About a dozen representatives of some 200 ethnic minority Banong families who accuse a rubber company of encroaching on their ancestral lands in Kratie province were in Phnom Penh on Tuesday to ask Prime Minister Hun Sen and the U.N. for help.

They submitted petitions to a representative of Mr. Hun Sen’s Cabinet and the U.N.’s visiting human rights envoy to Cambodia, Surya Subedi.

The families say they have been using parts of the disputed 150 hectares for generations as farmland and a burial site, and accuse the Dau Tu Saigon-Binh Phuoc company of bulldozing it in March.

Khom Nhoam, one of the villager representatives, said authorities in Chet Borei district offered to give the families a communal land title for an adjacent 450 hectares if they gave up the disputed area, but the families refused.

The loss of the 150 hectares, Mr. Nhoam said, “has a huge impact on our traditions because we use the area for graves and to support our living.”

“We want them to give us back our land for grazing our animals and to keep our traditions,” said Uon In, another representative. “We just want the land, we do not need any compensation.”

A representative for Mr.

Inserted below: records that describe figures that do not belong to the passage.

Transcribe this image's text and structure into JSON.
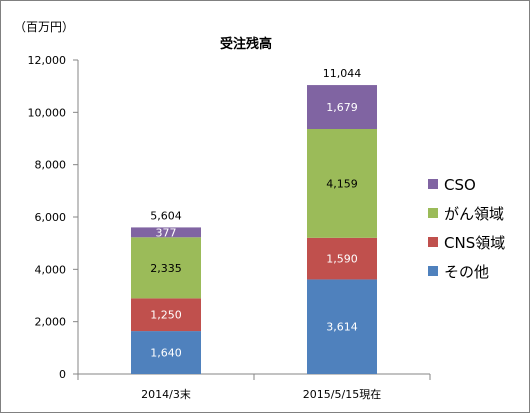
{
  "chart_data": {
    "type": "bar",
    "stacked": true,
    "title": "受注残高",
    "unit_label": "（百万円）",
    "categories": [
      "2014/3末",
      "2015/5/15現在"
    ],
    "series": [
      {
        "name": "その他",
        "values": [
          1640,
          3614
        ],
        "labels": [
          "1,640",
          "3,614"
        ],
        "color": "#4f81bd",
        "label_color": "#ffffff"
      },
      {
        "name": "CNS領域",
        "values": [
          1250,
          1590
        ],
        "labels": [
          "1,250",
          "1,590"
        ],
        "color": "#c0504d",
        "label_color": "#ffffff"
      },
      {
        "name": "がん領域",
        "values": [
          2335,
          4159
        ],
        "labels": [
          "2,335",
          "4,159"
        ],
        "color": "#9bbb59",
        "label_color": "#000000"
      },
      {
        "name": "CSO",
        "values": [
          377,
          1679
        ],
        "labels": [
          "377",
          "1,679"
        ],
        "color": "#8064a2",
        "label_color": "#ffffff"
      }
    ],
    "totals": [
      5604,
      11044
    ],
    "total_labels": [
      "5,604",
      "11,044"
    ],
    "ylim": [
      0,
      12000
    ],
    "yticks": [
      0,
      2000,
      4000,
      6000,
      8000,
      10000,
      12000
    ],
    "ytick_labels": [
      "0",
      "2,000",
      "4,000",
      "6,000",
      "8,000",
      "10,000",
      "12,000"
    ],
    "legend_position": "right",
    "legend_order": [
      "CSO",
      "がん領域",
      "CNS領域",
      "その他"
    ],
    "grid": false,
    "axis_color": "#868686"
  }
}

Hun Sen’s cabinet, Kong Chamroeun, met the villagers at Wat Botum park and accepted their petition, promising to raise their complaint with his boss.

The villagers then visited the country headquarters of the U.N. Office of the High Commissioner for Human Rights, where they were allowed a brief meeting with Mr. Subedi.

The villagers said the rights envoy said he would raise their case during his upcoming meetings with government officials.

The company denies wronging the families. Tith Tatia, a liaison for Dau Tu Saigon, said the firm was granted a 6,434-hectare concession for a rubber plantation in 2008.

He said the firm has stuck to a promise not to develop a 500-hectare section claimed by local villagers until the dispute was settled and accused the families now claiming the 150 hectares of trying to take more land than they had a right to.

“We do not destroy or bulldoze their farmland,” he said.